Dividends are never guaranteed, though. So I try to use a variety of UK dividend shares as passive income ideas to limit the impact of a dividend cut by any one of my holdings. Here are five FTSE 100 shares I’d use as passive income ideas today.
Ringing up passive income
Mobile phone giant Vodafone pays out a yield of over 6%. That earns it a spot on my list of passive income ideas to consider.
With international exposure, continued growth for data demand, and a strong consumer brand, I like the prospects for Vodafone. But one cloud on the horizon is the high capital expenditure mobile networks require as technology evolves, as seen with the 5G rollout. That could eat into profits.
Passive income ideas in the City
Investment manager M&G enjoys a number of strengths, such as a well-established brand, entrenched customer base and revenue of over £5bn last year.
However, even after the share price has appreciated 46% in a year, the shares still yield over 7%. With one of the highest yields in the FTSE 100 index, they are among the passive income ideas I would consider for my portfolio. However, one risk is increased competition from the growing number of fintech firms. That could spell lower profits for companies like M&G.
Water choice
In the game Monopoly, utilities are often a dull but steady source of income. I think that also explains their appeal as passive income ideas.
United Utilities yields over 4%. The northwestern water and waste management specialist benefits from steady, predictable demand and limited consumer choice. Risks include possibly heightened costs of maintaining aging infrastructure like Haweswater Aqueduct.
This aisle for passive income ideas
Most people are familiar with Tesco as a supermarket chain. But I think Tesco could also be a good place to shop for passive income.

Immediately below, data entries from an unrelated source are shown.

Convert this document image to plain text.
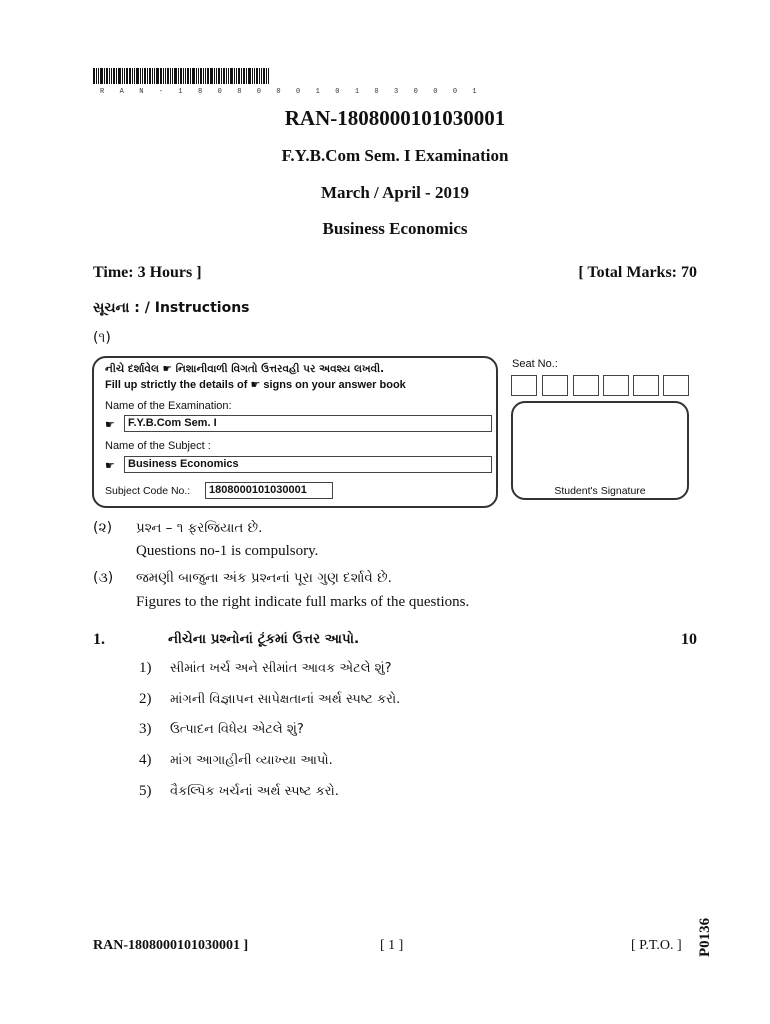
R A N - 1 8 0 8 0 0 0 1 0 1 0 3 0 0 0 1
RAN-1808000101030001
F.Y.B.Com Sem. I Examination
March / April - 2019
Business Economics
Time: 3 Hours ]	[ Total Marks: 70
સૂચના : / Instructions
(૧)
નીચે દર્શાવેલ ☛ નિશાનીવાળી વિગતો ઉત્તરવહી પર અવશ્ય લખવી.
Fill up strictly the details of ☛ signs on your answer book
Name of the Examination:
☛	F.Y.B.Com Sem. I
Name of the Subject :
☛	Business Economics
Subject Code No.:	1808000101030001
Seat No.:
Student's Signature
(૨) પ્રશ્ન – ૧ ફરજિયાત છે.
Questions no-1 is compulsory.
(૩) જમણી બાજુના અંક પ્રશ્નનાં પૂરા ગુણ દર્શાવે છે.
Figures to the right indicate full marks of the questions.
1.	નીચેના પ્રશ્નોનાં ટૂંકમાં ઉત્તર આપો.	10
1) સીમાંત ખર્ચ અને સીમાંત આવક એટલે શું?
2) માંગની વિજ્ઞાપન સાપેક્ષતાનાં અર્થ સ્પષ્ટ કરો.
3) ઉત્પાદન વિધેય એટલે શું?
4) માંગ આગાહીની વ્યાખ્યા આપો.
5) વૈકલ્પિક ખર્ચનાં અર્થ સ્પષ્ટ કરો.
RAN-1808000101030001 ]	[ 1 ]	[ P.T.O. ] P0136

Tesco shares yield over 4%. Its recent first-quarter results showed that it managed to maintain the higher level of sales it achieved at the start of last year. As a bid for rival Morrisons suggests, the UK supermarket sector has attractions for investors such as significant property assets and large cashflows. However, margins have declined over the past decade or so. One risk is that increased online shopping leads to further margin dilution, due to delivery costs.
Imperial Brands
Tobacco maker Imperial Brands unveiled a new strategy this year, which aims to offset declining cigarette volumes by increasing marketing and pushing up prices. I think that buys it time to widen its future revenue streams, although the sale of its premium cigar business makes it more dependent on cigarettes than before.
Falling cigarette use in many markets is a key risk here. Even with the new strategy, falling revenues and profits remain possible. Set against that, even after a dividend cut last year Imperial still yields over 8%. That makes it one of my favourite passive income ideas.